« Pour moi, le PS, aujourd’hui, n’est plus le parti représentant les travailleurs. Il suffit de regarder pratiquement la politique menée par le PS au pouvoir depuis plus de vingt ans (en Wallonie) pour s’en convaincre : la part des salaires dans le PIB diminue constamment ; la pauvreté augmente (…) ; la privatisation des services publics avance à grand pas (…) La réponse se trouve en partie dans l’espace politique situé à gauche du PS, c’est-à-dire l’extrême gauche (…)»[1]. Ainsi s’exprime dans un récent livre d’entretien l’un des principaux dirigeants de la Centrale Générale Paul Lootens.
Deux mandataires du PS répondent d’une autre manière à un constat qu’ils partagent globalement avec le syndicaliste. Le premier, Gregor Chapelle, revient avec sa Lettre à mon parti[2] sur des constats qu’il faisait déjà dans son précédent ouvrage[3]. S’il n’est pas tendre avec les dérives tant idéologiques que de fonctionnement du PS, Chapelle insiste sur la force que celui-ci représente et que l’on oublie souvent. Outre ses milliers de mandataire : « 90.000 membres. Au moins 23.000 militants actifs. 2.000 acharnés. Pourquoi ces chiffres sont-ils importants ? Pas pour nous gargariser d’être un parti populaire (…) Cette force militante est notre plus grand atout. Non seulement dans les batailles électorales à venir. Mais aussi dans la mise en œuvre des changements que nous souhaitons voir advenir »[4]. A eux seuls, ces chiffres justifient pour Chapelle le fait de s’investir au sein du PS et d’y militer pour qu’il porte des revendications en phase avec la situation actuelle. Il plaide donc pour une dénonciation sans ambigüité de la faillite du capitalisme, mais aussi pour une attention sur l’importance des mots utilisés : « Oui, les mots sont importants. Oui, le combat politique est aussi culturel et syntaxique. Sur le court terme, il est probablement plus rentable de copier-coller les vocables (capable de donner de la voix) capitalistes. Mais sur le temps long, il est certain que reconquérir nos mots, les diffuser, les disperser, renforcera notre légitimité. À nous de parler, camarades. À nous d’inventer, de récupérer, ou de retrouver des mots dignes de porter nos convictions. »[5] Enfin, au PS ou non, il appelle un maximum de personne à « prendre parti » en faveur de l’émancipation, qui passera pour lui notamment par une prise en compte des pistes portées par les tenants de la décroissance.

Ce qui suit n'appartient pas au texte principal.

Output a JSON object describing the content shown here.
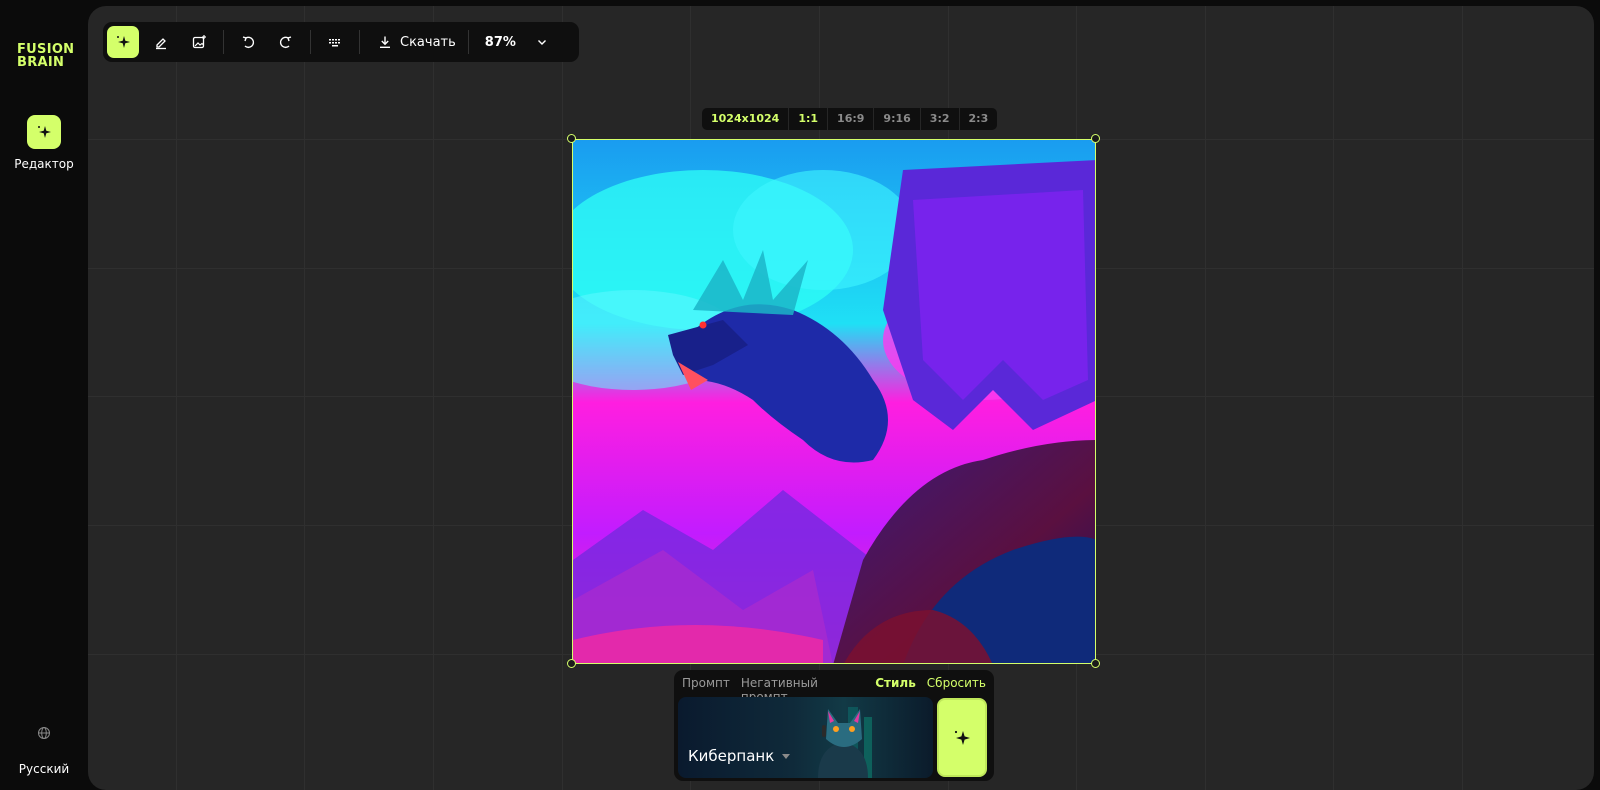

Mais concrètement, comment trouver des solutions ? « Par une triple révolution. Révolution ? Non, une triple évolution. Car je ne crois pas aux brusques changements qui masquent les continuités de l’histoire. Je suis un évolutionnaire. Une évolution dans son rapport à la nature, aux autres et à soi. Rapport à la nature. Arrêter de considérer le minéral, le végétal et l’animal qui nous entourent comme neutres, comme un réservoir sans fond de richesses dans lequel nous pouvons puiser à satiété pour assouvir nos besoins prométhéens. Arrêter cette logique infernale, de la Bible, de Descartes, de l’homme maître et possesseur de la nature. » [6] Jean Cornil met donc, dans ses très judicieusement nommés vagabondages, également le thème de la décroissance au centre des solutions à la crise actuelle. Mais malgré le ton souvent poétique et introspectif de son livre, Cornil n’oublie pas que l’on ne peut agir qu’en se basant sur le réel : « Pas question de rêves ou d’utopies. Les exigences du réel nous imposent de bouleverser nos modèles explicatifs, de subvertir nos valeurs, de changer radicalement nos manières d’être et d’agir. Sans tarder. Des expériences, des alternatives, des rebellions, des prises de conscience surgissent çà et là. Trop lentement en regard de la cadence forcée des déséquilibres planétaires. Mais parfois pointe l’espérance »[7].
Les mois qui viennent nous indiquerons qui de Lootens ou de Chapelle et Cornil est le plus sur la bonne voie.
Notes
[1] Piersotte, Jean-Marie et Lootens, Paul, Tous ensemble ! Réflexions sur l’avenir des syndicats. Entretien avec Jérémie Detober, Charleroi, Couleur livres, 2008, p.80
[2] Chapelle, Grégor, Lettre à mon parti… et au citoyen qui voudrait changer ce monde mais laisse faire. Préface de Laurette Onkelinx, Charleroi, Couleur livres, 2008, 99 p.
[3] Voir notre article La gauche en questionnement in Espace de Libertés n°348 de décembre 2006, pp.24-25.